Denmark’s pension providers generated a total return of DKK251bn (€33.7bn) last year, with more than half of this coming from derivatives, corresponding to an annual return of approximately 6.1%, the country’s central bank reported.
Returns for individual pension providers varied in 2020 from 7.8% for the year’s 10 strongest-performing firms to -1.4% for the 10 with the lowest returns, the bank said.
The main reason for these differences was the product mixes that firms offered, it said, since products carried different risks and different return guarantees.
Danmarks Nationalbank said in its statistical report released on Wednesday: “The pension companies recorded particularly large returns on their derivatives in 2020.”
Pension providers used interest rate derivatives to hedge the risk of interest rate falls, it said, and currency derivatives to protect returns against exchange rate losses on foreign assets.
“The large interest rate falls at the beginning of 2020 thus yielded positive returns on interest rate derivatives,” the bank said, adding that at the end of the year, the falling exchange rate of the dollar had generated particularly high returns on currency derivatives.

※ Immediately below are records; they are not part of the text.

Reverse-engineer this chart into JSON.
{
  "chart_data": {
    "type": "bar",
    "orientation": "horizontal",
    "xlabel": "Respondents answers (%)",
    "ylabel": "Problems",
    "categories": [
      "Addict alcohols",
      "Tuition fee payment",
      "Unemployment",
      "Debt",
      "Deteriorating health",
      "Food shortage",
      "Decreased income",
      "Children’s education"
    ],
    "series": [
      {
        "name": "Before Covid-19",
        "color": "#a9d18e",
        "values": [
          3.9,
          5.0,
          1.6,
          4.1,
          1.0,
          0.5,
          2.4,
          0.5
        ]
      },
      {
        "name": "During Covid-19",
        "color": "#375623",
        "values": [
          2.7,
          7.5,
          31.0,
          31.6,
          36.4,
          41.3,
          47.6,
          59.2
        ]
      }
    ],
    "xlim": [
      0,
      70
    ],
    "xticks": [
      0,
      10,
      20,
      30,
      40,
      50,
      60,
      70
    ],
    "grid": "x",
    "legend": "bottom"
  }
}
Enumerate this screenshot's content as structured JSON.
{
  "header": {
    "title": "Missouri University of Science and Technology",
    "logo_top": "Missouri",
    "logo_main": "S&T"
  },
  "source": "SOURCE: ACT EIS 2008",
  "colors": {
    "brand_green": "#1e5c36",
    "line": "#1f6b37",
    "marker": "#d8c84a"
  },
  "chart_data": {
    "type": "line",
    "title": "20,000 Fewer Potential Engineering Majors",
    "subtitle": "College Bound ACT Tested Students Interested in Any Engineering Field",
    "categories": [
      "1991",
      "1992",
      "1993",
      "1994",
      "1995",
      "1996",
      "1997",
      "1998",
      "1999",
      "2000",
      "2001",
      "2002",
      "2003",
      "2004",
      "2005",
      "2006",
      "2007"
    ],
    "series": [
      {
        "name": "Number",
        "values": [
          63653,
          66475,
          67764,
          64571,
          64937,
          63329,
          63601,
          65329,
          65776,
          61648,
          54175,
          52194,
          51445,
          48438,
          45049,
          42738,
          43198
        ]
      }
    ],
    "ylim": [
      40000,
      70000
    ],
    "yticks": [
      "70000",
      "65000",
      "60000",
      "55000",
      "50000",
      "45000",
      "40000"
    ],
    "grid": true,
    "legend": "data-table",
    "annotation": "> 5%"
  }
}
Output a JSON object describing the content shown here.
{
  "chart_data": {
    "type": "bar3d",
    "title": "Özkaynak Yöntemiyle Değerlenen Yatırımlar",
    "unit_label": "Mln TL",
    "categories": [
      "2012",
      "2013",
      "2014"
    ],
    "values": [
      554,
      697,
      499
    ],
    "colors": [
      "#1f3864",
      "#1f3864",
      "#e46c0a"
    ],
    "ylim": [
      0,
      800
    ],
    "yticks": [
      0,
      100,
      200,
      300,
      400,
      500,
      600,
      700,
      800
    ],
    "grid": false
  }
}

The central bank revealed that in March, when market prices collapsed during the onset of the coronavirus pandemic, Danish pension assets overall had registered a year-to-date loss of DKK255bn.
Around 40% of Danish pension savings were invested in equities, mostly foreign, it said, with this asset class having the largest negative effect on overall returns in March, but ending the year with a 4.6% or positive DKK85bn return after the market recovered.
Foreign government bonds and Danish mortgage bonds also contributed to positive returns in 2020, according to the data, generating DKK14.9bn and DKK12.9bn, respectively.